研究課題/領域番号 |
19H02783
|
研究機関 | 鶴岡工業高等専門学校 |
研究代表者 |
森永 隆志 鶴岡工業高等専門学校, その他部局等, 教授 (30467435)
|
研究分担者 |
伊藤 滋啓 鶴岡工業高等専門学校, その他部局等, 准教授 (20707806)
佐藤 涼 鶴岡工業高等専門学校, その他部局等, 特命准教授 (20757166)
正村 亮 鶴岡工業高等専門学校, その他部局等, 講師 (50757599)
|
研究期間 (年度) |
2019-04-01 – 2023-03-31
|
キーワード | イオン液体 / 制御ラジカル重合 / ポリマー電解質 |
研究実績の概要 |
本研究では、イオン液体型アニオンポリマー材料におけるイオン伝導メカニズムの解明を目指すとともに、イオン液体を用いた電気化学デバイスが実用的な性能を発揮するために、その独特の発電メカニズムに適合する電池材料の開発を行う。具体的には、イオン液体型アニオンポリマーを用いた電池材料の創製を実現するため、①高イオン伝導性発現メカニズムの解明、②イオン液体モノマーの分子設計及びポリマー構造の制御によるイオン伝導性の更なる向上、③次世代電気化学デバイスの問題解決に資する電池材料の開発を目標として研究開発を行っている。 昨年度は、リチウムイオン遊離型のイオン液体型アニオンモノマーの制御ラジカル重合(CRP)について検討し、構造の明確なアニオン性イオン液体型ポリマーを試みた。
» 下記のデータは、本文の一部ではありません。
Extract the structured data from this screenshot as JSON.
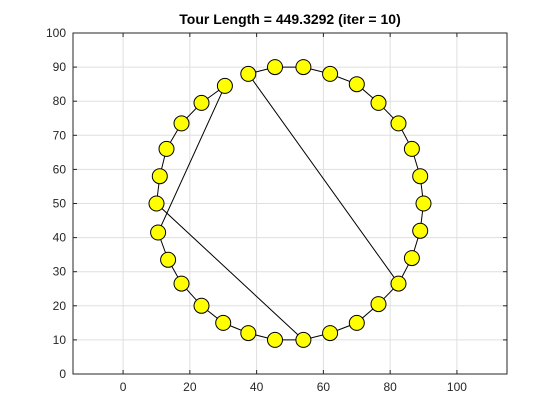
{
  "chart_data": {
    "type": "scatter",
    "title": "Tour Length = 449.3292 (iter = 10)",
    "xlabel": "",
    "ylabel": "",
    "xlim": [
      -15,
      115
    ],
    "ylim": [
      0,
      100
    ],
    "x_ticks": [
      0,
      20,
      40,
      60,
      80,
      100
    ],
    "y_ticks": [
      0,
      10,
      20,
      30,
      40,
      50,
      60,
      70,
      80,
      90,
      100
    ],
    "grid": true,
    "marker_color": "#ffff00",
    "line_color": "#000000",
    "series": [
      {
        "points": [
          [
            54.0,
            10.0
          ],
          [
            10.0,
            50.0
          ],
          [
            11.0,
            58.0
          ],
          [
            13.0,
            66.0
          ],
          [
            17.5,
            73.5
          ],
          [
            23.5,
            79.5
          ],
          [
            30.5,
            84.5
          ],
          [
            10.5,
            41.5
          ],
          [
            13.5,
            33.5
          ],
          [
            17.5,
            26.5
          ],
          [
            23.5,
            20.0
          ],
          [
            30.0,
            15.0
          ],
          [
            37.5,
            12.0
          ],
          [
            45.5,
            10.0
          ],
          [
            54.0,
            10.0
          ],
          [
            62.0,
            12.0
          ],
          [
            70.0,
            15.0
          ],
          [
            76.5,
            20.5
          ],
          [
            82.5,
            26.5
          ],
          [
            37.5,
            88.0
          ],
          [
            45.5,
            90.0
          ],
          [
            54.0,
            90.0
          ],
          [
            62.0,
            88.0
          ],
          [
            70.0,
            85.0
          ],
          [
            76.5,
            79.5
          ],
          [
            82.5,
            73.5
          ],
          [
            86.5,
            66.0
          ],
          [
            89.0,
            58.0
          ],
          [
            90.0,
            50.0
          ],
          [
            89.0,
            42.0
          ],
          [
            86.5,
            34.0
          ],
          [
            82.5,
            26.5
          ]
        ]
      }
    ]
  }
}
具体的には、メタクリレート型のモノマーにトリフルオロメタンスルフォニルイミドを担持したリチウム塩型モノマーを用いて、遷移金属錯体を用いたCRPの一種である原子移動ラジカル重合(ARTP)を行った。重合はリビング的に進行し、数平均分子量が7300、分子量分布指数が1.3のポリマーを得るに至った。また、得られたポリマーのガラス転移温度は常温域には発現せず、これまでに報告しているイオン液体型ポリマーの性状とは異なる傾向を示した。さらに、溶液中におけるアニオン性ポリマーと対カチオンの拡散係数を比較したところ、対カチオンが10倍以上速く移動していることが明らかとなり、本研究における仮説の一つである遊離カチオンの存在を示唆する実験結果を得た。
|
現在までの達成度 (区分) |
現在までの達成度 (区分)
1: 当初の計画以上に進展している
理由
イオン液体型モノマーの合成は、当初の計画通りに進んでおり、ラジカル重合によるアニオン性イオン液体型ポリマーの合成と、制御ラジカル重合による分子量分布の狭い、構造の制御されたポリマーを合成することにも成功している。更に、PEFC用の電池材料として優れた性能を有することが報告されているMTDBカチオンを遊離カチオンとするアニオン性イオン液体型モノマーの合成にも成功しており、新しい視点からの電極における界面設計指針も見出されつつある。
|
今後の研究の推進方策 |
今年度は、遊離カチオンの電解質中における機能を確認するために、ゲル電解質中におけるイオン伝導性と遊離イオンの拡散係数の測定を行う予定である。対照試料として、従来の四級アンモニウム塩型(カチオン性)イオン液体型ポリマーを用いたゲル電解質と比較し、その効果の検証を行う。また、遊離カチオンの機能性を向上させることを目的として、微粒子表面に濃厚ポリマーブラシ構造のアニオン性イオン液体型ポリマーを導入し、微粒子積層型固体電解質の創製も試みる。本研究室において既に、四級アンモニウム塩型のイオン液体型ポリマーを用いた微粒子積層型固体電解質中におけるLiイオンの拡散係数の向上が確認されており、本系においても同様の効果が期待されるものである。これらの知見を合わせることで、アニオン性イオン液体型ポリマーの性能を最大限に発揮可能な電解質設計を見出す。 遊離カチオンの構造設計に関しては、リチウムイオン電池(LiB)用電解質への応用を視野に入れ、リチウムイオンにテトラグライムが配位したLi-G4錯体を担持するアニオン性イオン液体型ポリマーの合成を行う。さらに、固体高分子形燃料電池(PEFC)への用途を推進するべく、MTDBカチオンを遊離イオンとして担持したアニオン性イオン液体型ポリマーを用いた電池材料の開発にも着手する。これらの新規遊離カチオン設計は、全固体型LiBならびに中高温無加湿駆動PEFCのような、次世代型の電池設計の実現に資するものである。